Firms are springing up around good geology, firms that have been able until recently to list on the London Stock Exchange (LSE) in a move that gives them very good access to capital.
But the “Mongolian gold rush” has played havoc with corporate governance rules. These firms, established quickly to enable rapid access to resources, are not all necessarily managed according to best practice.
One firm that gained a London listing was Eurasian Natural Resources Corporation (ENRC), a Kazakhstan-based producer of metals including iron ore, aluminium and ferrochrome. The UK Listings Authority waived the usual requirement that 25 per cent of total shares be available for purchase when it gave ENRC a listing.
Diamond in the rough
A number of such listings took place, based on the so-called “Rothschild model”, named after Nathaniel Rothschild who used it to take Indonesian miner Bumi public. Whether it was accomplished through a reverse merger (in which a shell company takes over the miner and gives it the qualifications for a listing), or through a different arrangement, the Rothschild idea was to take a diamond in the rough such as Bumi or ENRC and use the imposition of western corporate structure to polish it.
“Reverse mergers or similar procedures speed up the listing process,” says John Auerbach of Ernst & Young. “But they also impose risks. One hazard related to reverse mergers is that many companies that would benefit from the added scrutiny and transparency typical of the pre-IPO experience are not subject to such a process.”
But there was concern at the UK Listing Authority that London might miss out on these listings if the strict criteria were applied, so the authority issued waivers.
But all has not worked out as intended. Under the “Rothschild model”, these companies should have improved corporate governance after being listed. Instead, at Bumi, Rothschild fell into a squabble with the company’s majority owners over corporate governance, and this has led to a dispute in which Rothschild was nearly ousted.
Using the back door
At ENRC, the company was listed in 2008, but in 2011 the owners decided to throw out the three non-executive directors whose job was to protect minority shareholders.

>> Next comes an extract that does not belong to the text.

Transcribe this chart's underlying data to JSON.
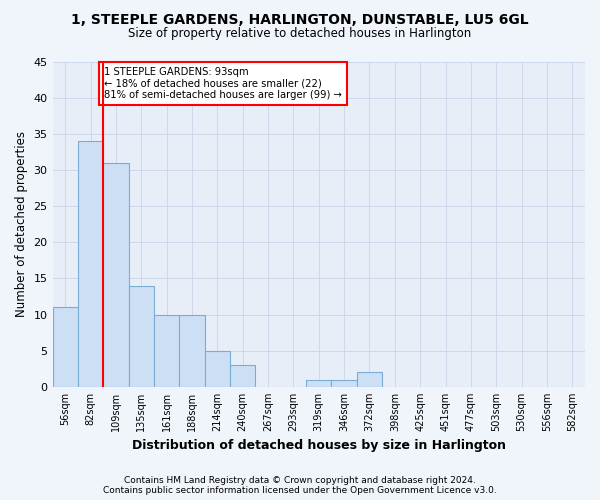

These corporate governance issues have hurt the prestige of the LSE, and the Financial Services Authority (FSA) has come up with proposals to change some of the rules.
Jonathan Angell, of the London law firm Dechert’s securities group, says: “The proposals clarify the FSA’s approach to reverse takeovers. The concern is that reverse takeovers may be used as a ‘back door’ to secure a listing of ?a business which would otherwise be ineligible.
“The FSA will require issuers to contact the FSA as soon as possible after a reverse takeover is agreed or in contemplation.”
Closing that back door to listings, or at least keeping a closer watch on it, can only be good for the London market. And it leaves the door open a fraction of an inch so that such companies can still list when they qualify.